## Tuesday, October 28, 2014

### Blackwell and Girshick: Theory of Games and Statistical Decisions (1954), Ch. 4

There's an interesting representation theorem in Blackwell and Girshick's textbook in statistics: It provides a set of sufficient conditions for a preference ordering over lotteries to be expressible as a prior probability distribution (Th. 4.3.1, p. 118).

I assume the theorem comes from either Wald, Savage, or de Finetti, but no reference is given.

### Well-Behaved Preferences

A lottery can here be defined as a function from the sample space to the real numbers. The conditions in the theorem are then the following:
• The ordering of two lotteries $f$ and $g$ cannot depend on the availability of other lotteries.
• If a lottery $f$ provides a higher payoff than a lottery $g$ at all points in the sample space $\Omega$, then $f$ must be preferred to $g$.
• If $f$ is preferred to $g$, then $f+h$ must be preferred to $g+h$.
An inspection of the proof also shows that they should have included a continuity condition:
• If $f_1, f_2, \ldots$ is a series of lotteries converging to a limit $f$, and if $f_i$ is preferred to $g$ for all $i$, then $f$ must also be preferred to $g$.
When these conditions are met, the preference ordering over the lotteries can be expressed as a distribution over the sample space, unless it categorizes all lotteries as equally good.
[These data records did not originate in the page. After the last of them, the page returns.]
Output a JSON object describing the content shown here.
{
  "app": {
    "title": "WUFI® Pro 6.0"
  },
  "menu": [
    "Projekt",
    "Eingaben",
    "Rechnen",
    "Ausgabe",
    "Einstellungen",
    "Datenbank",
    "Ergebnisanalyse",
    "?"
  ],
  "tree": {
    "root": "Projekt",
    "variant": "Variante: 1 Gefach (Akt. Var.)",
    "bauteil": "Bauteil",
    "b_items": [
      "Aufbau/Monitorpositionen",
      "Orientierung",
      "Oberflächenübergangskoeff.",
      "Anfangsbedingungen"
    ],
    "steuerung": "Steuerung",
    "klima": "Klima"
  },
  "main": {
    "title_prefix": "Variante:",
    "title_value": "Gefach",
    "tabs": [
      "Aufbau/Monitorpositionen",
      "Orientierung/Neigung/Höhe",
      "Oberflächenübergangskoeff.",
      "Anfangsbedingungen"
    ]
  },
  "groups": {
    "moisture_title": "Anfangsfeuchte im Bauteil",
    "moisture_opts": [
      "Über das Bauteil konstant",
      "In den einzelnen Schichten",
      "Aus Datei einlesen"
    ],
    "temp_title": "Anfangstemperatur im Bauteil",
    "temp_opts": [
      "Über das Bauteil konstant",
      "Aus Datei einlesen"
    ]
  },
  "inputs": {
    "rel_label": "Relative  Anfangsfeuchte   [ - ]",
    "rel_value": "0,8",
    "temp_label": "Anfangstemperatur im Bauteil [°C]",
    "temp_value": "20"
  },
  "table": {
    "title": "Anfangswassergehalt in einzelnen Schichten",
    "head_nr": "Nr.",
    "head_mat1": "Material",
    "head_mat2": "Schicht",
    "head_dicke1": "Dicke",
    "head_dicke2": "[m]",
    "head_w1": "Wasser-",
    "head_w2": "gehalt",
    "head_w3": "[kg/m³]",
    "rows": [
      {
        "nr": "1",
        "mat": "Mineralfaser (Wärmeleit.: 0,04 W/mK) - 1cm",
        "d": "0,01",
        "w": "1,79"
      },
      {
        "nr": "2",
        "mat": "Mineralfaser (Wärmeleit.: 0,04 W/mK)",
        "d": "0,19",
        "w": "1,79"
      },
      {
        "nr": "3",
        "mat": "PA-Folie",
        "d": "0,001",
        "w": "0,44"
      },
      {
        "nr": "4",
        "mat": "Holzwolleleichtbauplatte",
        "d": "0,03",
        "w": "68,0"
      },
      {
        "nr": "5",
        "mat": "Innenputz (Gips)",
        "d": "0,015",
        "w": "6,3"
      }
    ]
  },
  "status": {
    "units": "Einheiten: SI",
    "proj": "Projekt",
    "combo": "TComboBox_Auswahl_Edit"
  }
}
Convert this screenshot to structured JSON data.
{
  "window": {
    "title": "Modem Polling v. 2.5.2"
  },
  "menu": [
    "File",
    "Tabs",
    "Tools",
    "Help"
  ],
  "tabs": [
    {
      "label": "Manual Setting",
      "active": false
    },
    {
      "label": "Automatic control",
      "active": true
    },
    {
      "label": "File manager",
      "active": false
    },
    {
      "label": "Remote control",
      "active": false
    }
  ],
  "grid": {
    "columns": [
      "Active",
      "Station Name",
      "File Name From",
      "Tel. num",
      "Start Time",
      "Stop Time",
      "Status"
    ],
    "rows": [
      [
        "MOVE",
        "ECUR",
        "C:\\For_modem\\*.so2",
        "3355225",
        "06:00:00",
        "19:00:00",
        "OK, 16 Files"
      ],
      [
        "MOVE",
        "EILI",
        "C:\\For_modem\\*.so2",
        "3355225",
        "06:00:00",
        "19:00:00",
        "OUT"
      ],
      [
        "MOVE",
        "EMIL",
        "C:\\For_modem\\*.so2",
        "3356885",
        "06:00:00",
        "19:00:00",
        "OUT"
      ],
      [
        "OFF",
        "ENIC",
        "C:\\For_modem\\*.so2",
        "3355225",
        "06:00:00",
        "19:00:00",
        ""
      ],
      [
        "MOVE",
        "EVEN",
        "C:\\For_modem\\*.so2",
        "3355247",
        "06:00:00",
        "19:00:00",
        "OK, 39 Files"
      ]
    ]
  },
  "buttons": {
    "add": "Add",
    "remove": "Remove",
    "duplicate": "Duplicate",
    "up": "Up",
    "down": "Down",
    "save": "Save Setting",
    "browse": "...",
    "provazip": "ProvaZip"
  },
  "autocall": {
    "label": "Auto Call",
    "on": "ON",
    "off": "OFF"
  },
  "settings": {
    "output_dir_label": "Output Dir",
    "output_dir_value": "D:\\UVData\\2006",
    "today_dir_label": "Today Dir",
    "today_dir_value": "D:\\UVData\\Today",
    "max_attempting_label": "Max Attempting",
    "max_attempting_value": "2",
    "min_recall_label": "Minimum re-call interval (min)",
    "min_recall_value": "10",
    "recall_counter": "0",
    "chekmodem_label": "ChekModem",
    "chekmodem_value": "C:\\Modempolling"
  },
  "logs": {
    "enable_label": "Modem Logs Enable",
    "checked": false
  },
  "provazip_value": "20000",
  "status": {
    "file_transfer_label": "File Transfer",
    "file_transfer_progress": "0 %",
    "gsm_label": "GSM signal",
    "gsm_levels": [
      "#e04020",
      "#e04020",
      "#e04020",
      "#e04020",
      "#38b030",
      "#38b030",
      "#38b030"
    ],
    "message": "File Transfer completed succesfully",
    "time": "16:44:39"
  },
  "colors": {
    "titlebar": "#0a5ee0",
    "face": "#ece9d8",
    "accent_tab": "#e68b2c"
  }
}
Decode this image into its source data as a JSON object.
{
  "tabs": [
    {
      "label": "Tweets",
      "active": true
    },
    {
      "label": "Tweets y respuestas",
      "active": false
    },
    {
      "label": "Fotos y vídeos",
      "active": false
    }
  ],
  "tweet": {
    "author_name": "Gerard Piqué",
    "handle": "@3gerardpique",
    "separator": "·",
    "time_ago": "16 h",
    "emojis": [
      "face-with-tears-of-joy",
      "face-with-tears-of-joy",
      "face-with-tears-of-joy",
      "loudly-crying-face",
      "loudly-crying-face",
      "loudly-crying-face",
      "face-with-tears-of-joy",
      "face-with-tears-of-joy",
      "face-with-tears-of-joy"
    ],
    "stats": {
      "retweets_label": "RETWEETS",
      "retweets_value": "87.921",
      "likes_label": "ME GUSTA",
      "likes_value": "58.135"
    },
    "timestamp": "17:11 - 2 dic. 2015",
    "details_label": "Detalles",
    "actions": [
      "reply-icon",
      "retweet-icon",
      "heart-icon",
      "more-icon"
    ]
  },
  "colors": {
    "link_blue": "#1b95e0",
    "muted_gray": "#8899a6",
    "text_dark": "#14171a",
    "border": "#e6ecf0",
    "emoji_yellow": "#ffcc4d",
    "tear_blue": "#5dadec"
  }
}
### The Large and the Good

The proof of the theorem uses the fact that two convex, disjoint, open sets can be separated by a hyperplane. Here's a sketch:

If we let $e$ be the lottery that pays zero in all situations $\omega \in \Omega,$ then we can define the following sets:
\begin{eqnarray}
F[>] &=& \{f\ |\ \forall \omega \in \Omega: f(\omega) > 0\},
\\
F[\gtrsim] &=& \{f\ |\ f\gtrsim e\},
\end{eqnarray}
and we can further define, in the usual way, $F[>] + F[\gtrsim]$ to be the sums of lotteries from those two sets.

Now, $F[>]$ is an open set, and hence $F[>] + F[\gtrsim]$ is, too. Further, $F[>]$ and $F[\gtrsim]$ are both closed under addition (due to the third assumption), and hence their sum is, too. They are also both closed under multiplication with a scalar, and again, so is their sum — but this latter argument requires a bit more spelling out.

### Rational and Real Convexity

Suppose a lottery $f$ is preferred to the zero lottery, that is, $f \in F[\gtrsim]$. The third assumption of the theorem then tells us that
$$e \;\lesssim\; f \;\lesssim\; f + f \;\lesssim\; f + f + f \;\lesssim\; \ldots \;\lesssim\; nf.$$
By further adding multiple copies of the zero lottery to both sides of this preference ineqality, we can see that
$$me \;\lesssim\; (m-1)e + nf \;=\; nf,$$
where we have selectively used the fact that $e$ is the zero lottery. Putting these facts together, we then have the preference inequality
$$e \;\lesssim\; \left(\frac{n}{m}\right)f.$$
By using a positive sequence of rational approximations $(n/m) \rightarrow \lambda$, we can use this fact along with the continuity assumption to conclude that $F[\gtrsim]$ is closed under multiplication with any positive, real scalar $\lambda$.

I don't think there's a way around this last technicality. It is, incidentally, the same proof technique used to prove that the logarithmic functions are the only continuous functions that turn products into sums.

### Cutting the Cake

At any rate, $F[>] + F[\gtrsim]$ is an open and convex set separated from the singleton set $\{e\}$. We can therefore conclude that there is a lottery (or vector) $p$ which defines the hyperplane $\{f\ |\ f\cdot p=0\}$ separating $F[>] + F[\gtrsim]$ from $\{e\}$. The set $F[>] + F[\gtrsim]$ is thus a subset of the half-space $\{f\ |\ f\cdot p \geq 0\}$.

This vector $p$ must have nonnegative coordinates, since the set $F[>]$ is unbounded in all positive directions. If $p$ had a negative coordinate, $p(\omega) \leq 0$, we could choose a lottery for which the corresponding coordinate, $f(\omega)$, was so large that $f\cdot p < 0$. This would violate the definition of $p$, and $p$ hence has to be a nonnegative vector which can be interpreted as a probability distribution.

It would also have the property that $f\cdot p \geq g\cdot p$ if and only if $f \gtrsim g$. This follows from the fact that $f\cdot p \geq g\cdot p$ if and only if $(f - g) \in F[>] + F[\gtrsim]$, which holds if and only if $f$ can be expressed as the sum of $g$ and some lottery preferable to the zero lottery.